Nestle’s year-to-date net profit declined by 15% to 5 billion Swiss francs ($5.04 billion), and earnings per share decreased 12% to 1.68 billion Swiss francs ($1.69 billion). Prior-year profit benefitted from the sale of the U.S. confectionery business.
Half-year sales increased 3.5% to 45.5 billion Swiss francs ($45.84 billion) from 43.9 billion Swiss francs in the prior-year period.
Organic sales growth was 3.6%.
Underlying trading operating profit advanced 10% to 7.8 billion Swiss francs ($7.86 billion). Underlying earnings per share increased by 15.7% in constant currency and by 14.6% on a reported basis.
The company’s portfolio management activities are on track, according to management, with the divestment of the Nestle Skin Health business expected to be completed in the second half of 2019 for an agreed price of 10.2 billion Swiss francs ($10.28 billion). The strategic review of the Herta charcuterie business remains ongoing and is expected to be completed in late 2019.

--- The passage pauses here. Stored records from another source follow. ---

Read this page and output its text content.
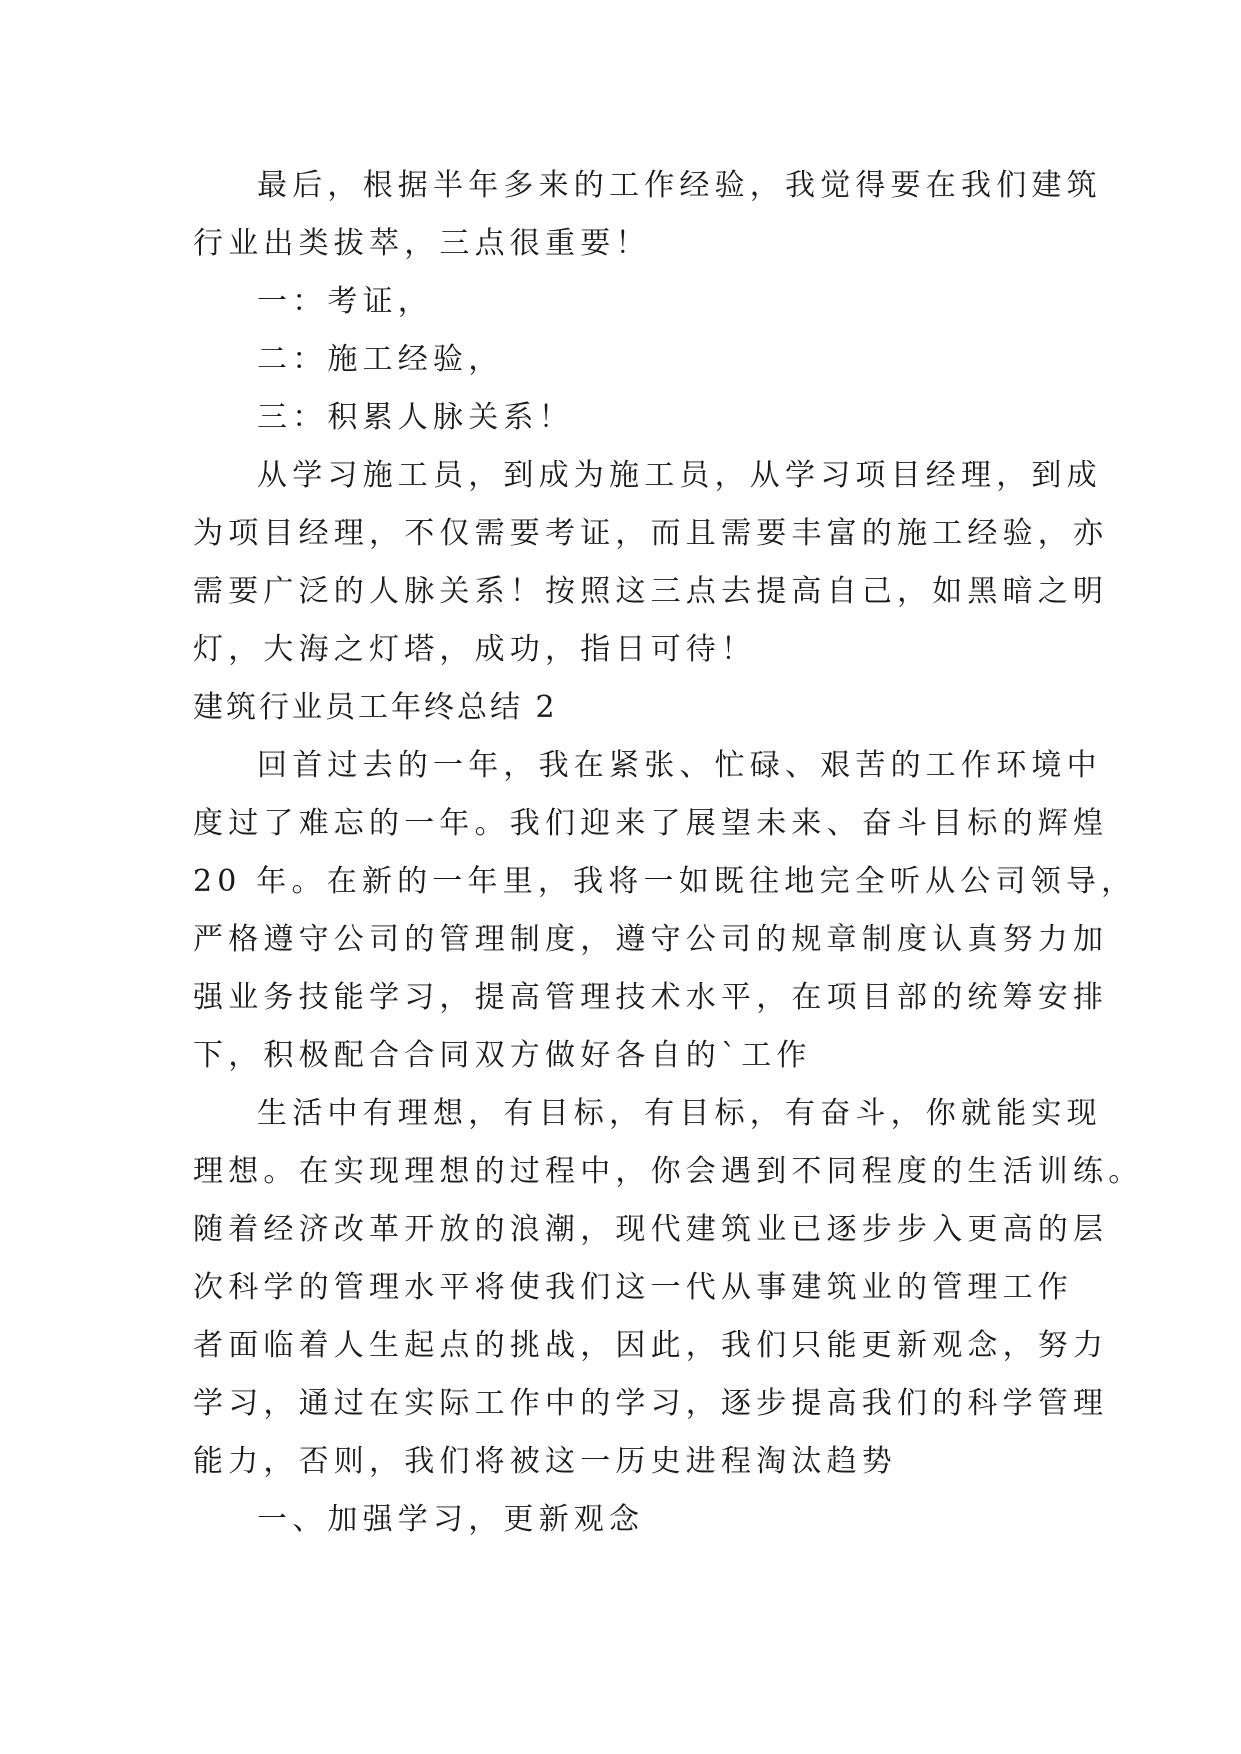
最后，根据半年多来的工作经验，我觉得要在我们建筑
行业出类拔萃，三点很重要！
一：考证，
二：施工经验，
三：积累人脉关系！
从学习施工员，到成为施工员，从学习项目经理，到成
为项目经理，不仅需要考证，而且需要丰富的施工经验，亦
需要广泛的人脉关系！按照这三点去提高自己，如黑暗之明
灯，大海之灯塔，成功，指日可待！
建筑行业员工年终总结 2
回首过去的一年，我在紧张、忙碌、艰苦的工作环境中
度过了难忘的一年。我们迎来了展望未来、奋斗目标的辉煌
20 年。在新的一年里，我将一如既往地完全听从公司领导，
严格遵守公司的管理制度，遵守公司的规章制度认真努力加
强业务技能学习，提高管理技术水平，在项目部的统筹安排
下，积极配合合同双方做好各自的`工作
生活中有理想，有目标，有目标，有奋斗，你就能实现
理想。在实现理想的过程中，你会遇到不同程度的生活训练。
随着经济改革开放的浪潮，现代建筑业已逐步步入更高的层
次科学的管理水平将使我们这一代从事建筑业的管理工作
者面临着人生起点的挑战，因此，我们只能更新观念，努力
学习，通过在实际工作中的学习，逐步提高我们的科学管理
能力，否则，我们将被这一历史进程淘汰趋势
一、加强学习，更新观念
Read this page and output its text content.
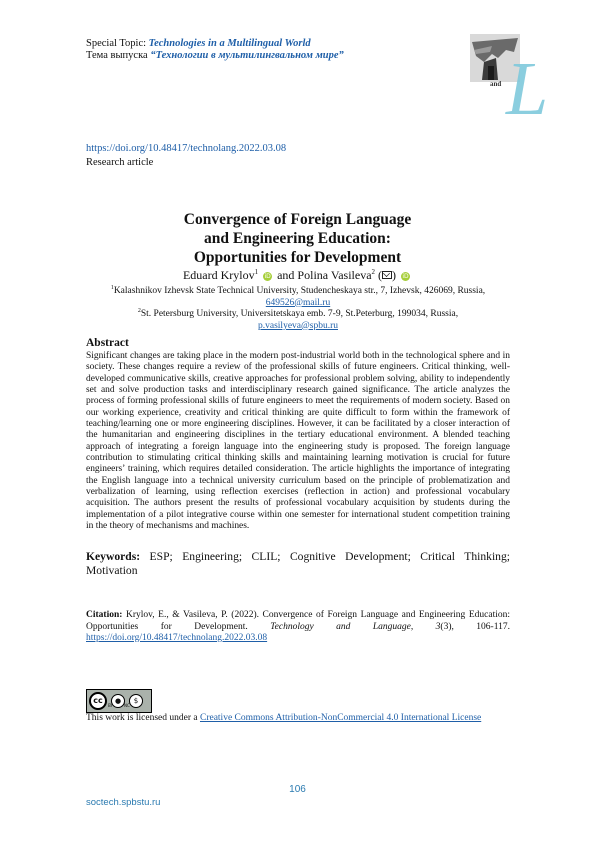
Special Topic: Technologies in a Multilingual World
Тема выпуска “Технологии в мультилингвальном мире”
and L
https://doi.org/10.48417/technolang.2022.03.08
Research article
Convergence of Foreign Language
and Engineering Education:
Opportunities for Development
Eduard Krylov$^1$ iD and Polina Vasileva$^2$ ( ) iD
$^1$Kalashnikov Izhevsk State Technical University, Studencheskaya str., 7, Izhevsk, 426069, Russia,
649526@mail.ru
$^2$St. Petersburg University, Universitetskaya emb. 7-9, St.Peterburg, 199034, Russia,
p.vasilyeva@spbu.ru
Abstract
Significant changes are taking place in the modern post-industrial world both in the technological sphere and in society. These changes require a review of the professional skills of future engineers. Critical thinking, well-developed communicative skills, creative approaches for professional problem solving, ability to independently set and solve production tasks and interdisciplinary research gained significance. The article analyzes the process of forming professional skills of future engineers to meet the requirements of modern society. Based on our working experience, creativity and critical thinking are quite difficult to form within the framework of teaching/learning one or more engineering disciplines. However, it can be facilitated by a closer interaction of the humanitarian and engineering disciplines in the tertiary educational environment. A blended teaching approach of integrating a foreign language into the engineering study is proposed. The foreign language contribution to stimulating critical thinking skills and maintaining learning motivation is crucial for future engineers’ training, which requires detailed consideration. The article highlights the importance of integrating the English language into a technical university curriculum based on the principle of problematization and verbalization of learning, using reflection exercises (reflection in action) and professional vocabulary acquisition. The authors present the results of professional vocabulary acquisition by students during the implementation of a pilot integrative course within one semester for international student competition training in the theory of mechanisms and machines.
Keywords: ESP; Engineering; CLIL; Cognitive Development; Critical Thinking; Motivation
Citation: Krylov, E., & Vasileva, P. (2022). Convergence of Foreign Language and Engineering Education: Opportunities for Development. Technology and Language, 3(3), 106-117. https://doi.org/10.48417/technolang.2022.03.08
cc	●	$
BY	NC
This work is licensed under a Creative Commons Attribution-NonCommercial 4.0 International License
106
soctech.spbstu.ru
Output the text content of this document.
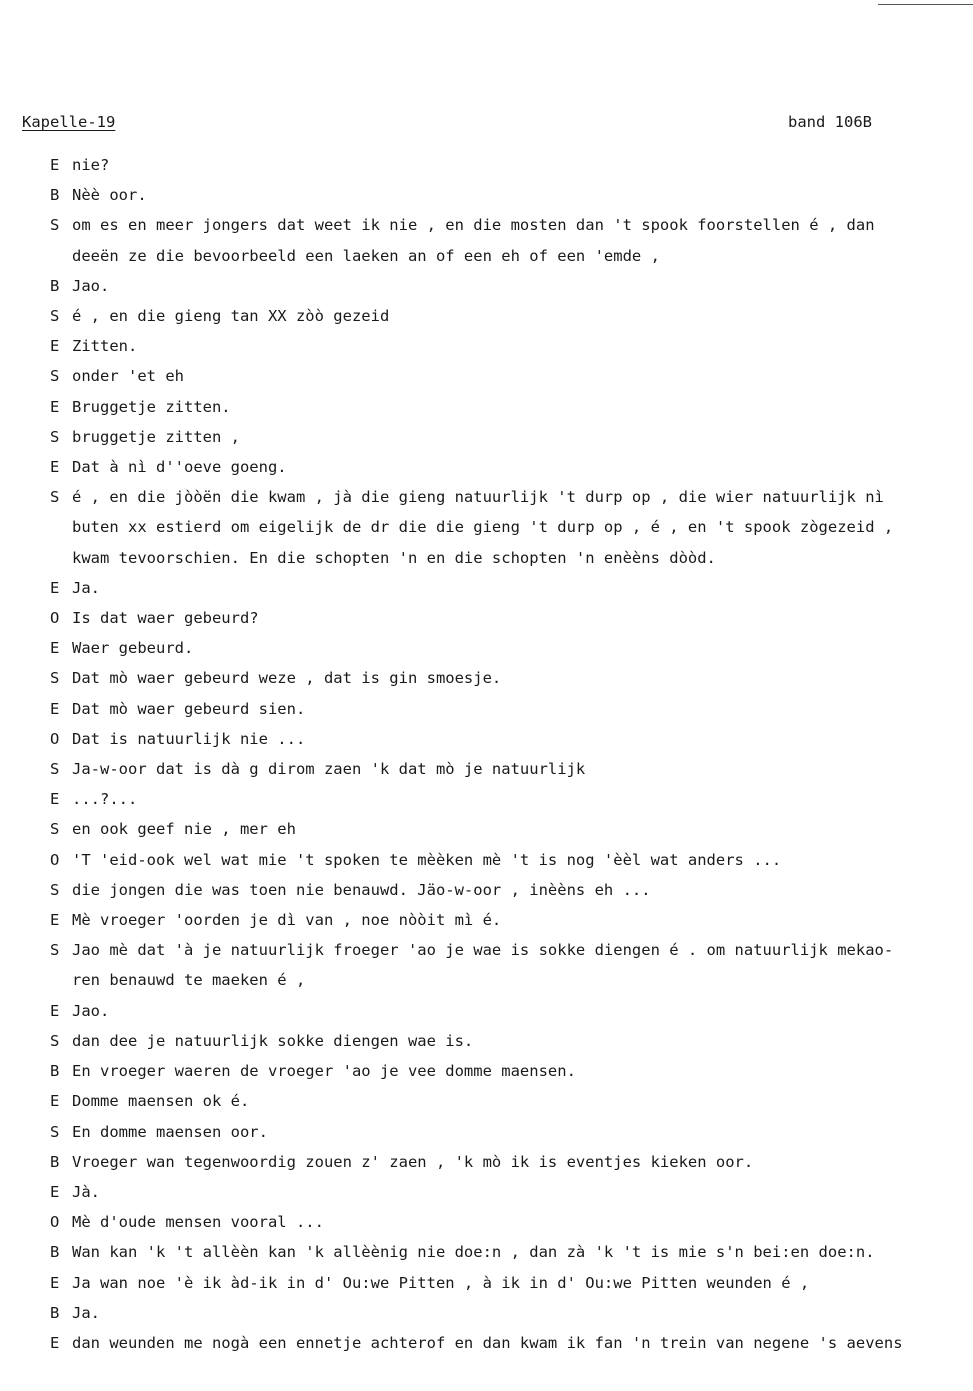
Kapelle-19	band 106B
E nie?
B Nèè oor.
S om es en meer jongers dat weet ik nie , en die mosten dan 't spook foorstellen é , dan
deeën ze die bevoorbeeld een laeken an of een eh of een 'emde ,
B Jao.
S é , en die gieng tan XX zòò gezeid
E Zitten.
S onder 'et eh
E Bruggetje zitten.
S bruggetje zitten ,
E Dat à nì d''oeve goeng.
S é , en die jòòën die kwam , jà die gieng natuurlijk 't durp op , die wier natuurlijk nì
buten xx estierd om eigelijk de dr die die gieng 't durp op , é , en 't spook zògezeid ,
kwam tevoorschien. En die schopten 'n en die schopten 'n enèèns dòòd.
E Ja.
O Is dat waer gebeurd?
E Waer gebeurd.
S Dat mò waer gebeurd weze , dat is gin smoesje.
E Dat mò waer gebeurd sien.
O Dat is natuurlijk nie ...
S Ja-w-oor dat is dà g dirom zaen 'k dat mò je natuurlijk
E ...?...
S en ook geef nie , mer eh
O 'T 'eid-ook wel wat mie 't spoken te mèèken mè 't is nog 'èèl wat anders ...
S die jongen die was toen nie benauwd. Jäo-w-oor , inèèns eh ...
E Mè vroeger 'oorden je dì van , noe nòòit mì é.
S Jao mè dat 'à je natuurlijk froeger 'ao je wae is sokke diengen é . om natuurlijk mekao-
ren benauwd te maeken é ,
E Jao.
S dan dee je natuurlijk sokke diengen wae is.
B En vroeger waeren de vroeger 'ao je vee domme maensen.
E Domme maensen ok é.
S En domme maensen oor.
B Vroeger wan tegenwoordig zouen z' zaen , 'k mò ik is eventjes kieken oor.
E Jà.
O Mè d'oude mensen vooral ...
B Wan kan 'k 't allèèn kan 'k allèènig nie doe:n , dan zà 'k 't is mie s'n bei:en doe:n.
E Ja wan noe 'è ik àd-ik in d' Ou:we Pitten , à ik in d' Ou:we Pitten weunden é ,
B Ja.
E dan weunden me nogà een ennetje achterof en dan kwam ik fan 'n trein van negene 's aevens
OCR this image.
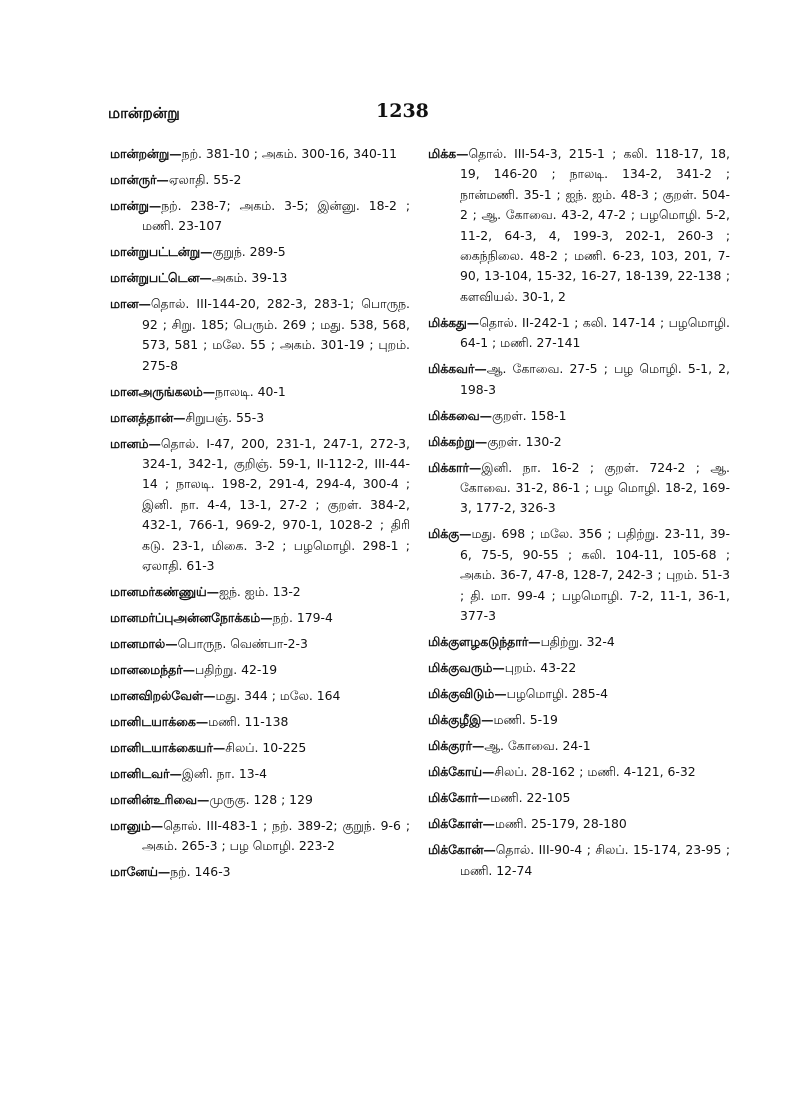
மான்றன்று	1238

மான்றன்று—நற். 381-10 ; அகம். 300-16, 340-11

மான்ருர்—ஏலாதி. 55-2

மான்று—நற். 238-7; அகம். 3-5; இன்னு. 18-2 ; மணி. 23-107

மான்றுபட்டன்று—குறுந். 289-5

மான்றுபட்டென—அகம். 39-13

மான—தொல். III-144-20, 282-3, 283-1; பொருந. 92 ; சிறு. 185; பெரும். 269 ; மது. 538, 568, 573, 581 ; மலே. 55 ; அகம். 301-19 ; புறம். 275-8

மானஅருங்கலம்—நாலடி. 40-1

மானத்தான்—சிறுபஞ். 55-3

மானம்—தொல். I-47, 200, 231-1, 247-1, 272-3, 324-1, 342-1, குறிஞ். 59-1, II-112-2, III-44-14 ; நாலடி. 198-2, 291-4, 294-4, 300-4 ; இனி. நா. 4-4, 13-1, 27-2 ; குறள். 384-2, 432-1, 766-1, 969-2, 970-1, 1028-2 ; திரி கடு. 23-1, மிகை. 3-2 ; பழமொழி. 298-1 ; ஏலாதி. 61-3

மானமர்கண்ணுய்—ஐந். ஐம். 13-2

மானமர்ப்புஅன்னநோக்கம்—நற். 179-4

மானமால்—பொருந. வெண்பா-2-3

மானமைந்தர்—பதிற்று. 42-19

மானவிறல்வேள்—மது. 344 ; மலே. 164

மானிடயாக்கை—மணி. 11-138

மானிடயாக்கையர்—சிலப். 10-225

மானிடவர்—இனி. நா. 13-4

மானின்உரிவை—முருகு. 128 ; 129

மானும்—தொல். III-483-1 ; நற். 389-2; குறுந். 9-6 ; அகம். 265-3 ; பழ மொழி. 223-2

மானேய்—நற். 146-3

மிக்க—தொல். III-54-3, 215-1 ; கலி. 118-17, 18, 19, 146-20 ; நாலடி. 134-2, 341-2 ; நான்மணி. 35-1 ; ஐந். ஐம். 48-3 ; குறள். 504-2 ; ஆ. கோவை. 43-2, 47-2 ; பழமொழி. 5-2, 11-2, 64-3, 4, 199-3, 202-1, 260-3 ; கைந்நிலை. 48-2 ; மணி. 6-23, 103, 201, 7-90, 13-104, 15-32, 16-27, 18-139, 22-138 ; களவியல். 30-1, 2

மிக்கது—தொல். II-242-1 ; கலி. 147-14 ; பழமொழி. 64-1 ; மணி. 27-141

மிக்கவர்—ஆ. கோவை. 27-5 ; பழ மொழி. 5-1, 2, 198-3

மிக்கவை—குறள். 158-1

மிக்கற்று—குறள். 130-2

மிக்கார்—இனி. நா. 16-2 ; குறள். 724-2 ; ஆ. கோவை. 31-2, 86-1 ; பழ மொழி. 18-2, 169-3, 177-2, 326-3

மிக்கு—மது. 698 ; மலே. 356 ; பதிற்று. 23-11, 39-6, 75-5, 90-55 ; கலி. 104-11, 105-68 ; அகம். 36-7, 47-8, 128-7, 242-3 ; புறம். 51-3 ; தி. மா. 99-4 ; பழமொழி. 7-2, 11-1, 36-1, 377-3

மிக்குளழகடுந்தார்—பதிற்று. 32-4

மிக்குவரும்—புறம். 43-22

மிக்குவிடும்—பழமொழி. 285-4

மிக்குழீஇ—மணி. 5-19

மிக்குரர்—ஆ. கோவை. 24-1

மிக்கோய்—சிலப். 28-162 ; மணி. 4-121, 6-32

மிக்கோர்—மணி. 22-105

மிக்கோள்—மணி. 25-179, 28-180

மிக்கோன்—தொல். III-90-4 ; சிலப். 15-174, 23-95 ; மணி. 12-74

In Zone Americas, first-half underlying trading operating profit was 3 billion Swiss francs ($3.02 billion), up 11% from 2.7 billion Swiss francs in the year-ago period. The improvement was driven by pricing, structural cost reductions and portfolio management, which more than offset cost increases from commodity inflation, Mr. Schneider said.
Zone Americas sales rose 11% to 15.7 billion Swiss francs ($15.82 billion) from 14.2 billion Swiss francs. Organic growth increased to 3.9%.
“The largest contributor remains Purina Petcare, which had increased pricing and continued to see strong momentum in e-commerce and in premium brands,” Mr. Schneider said. “Beverages, including Starbucks, Coffeemate creamers and Nescafe, had mid-single-digit growth. Innovation and better execution supported growth in frozen food. There was strong momentum in ice cream and pizza in the second quarter, which was achieved alongside the announced transition to a warehouse distribution model.”
Management confirmed its full-year guidance. Organic sales growth is expected to be around 3.5%, and underlying earnings per share in constant currency and capital efficiency are expected to increase, the company said.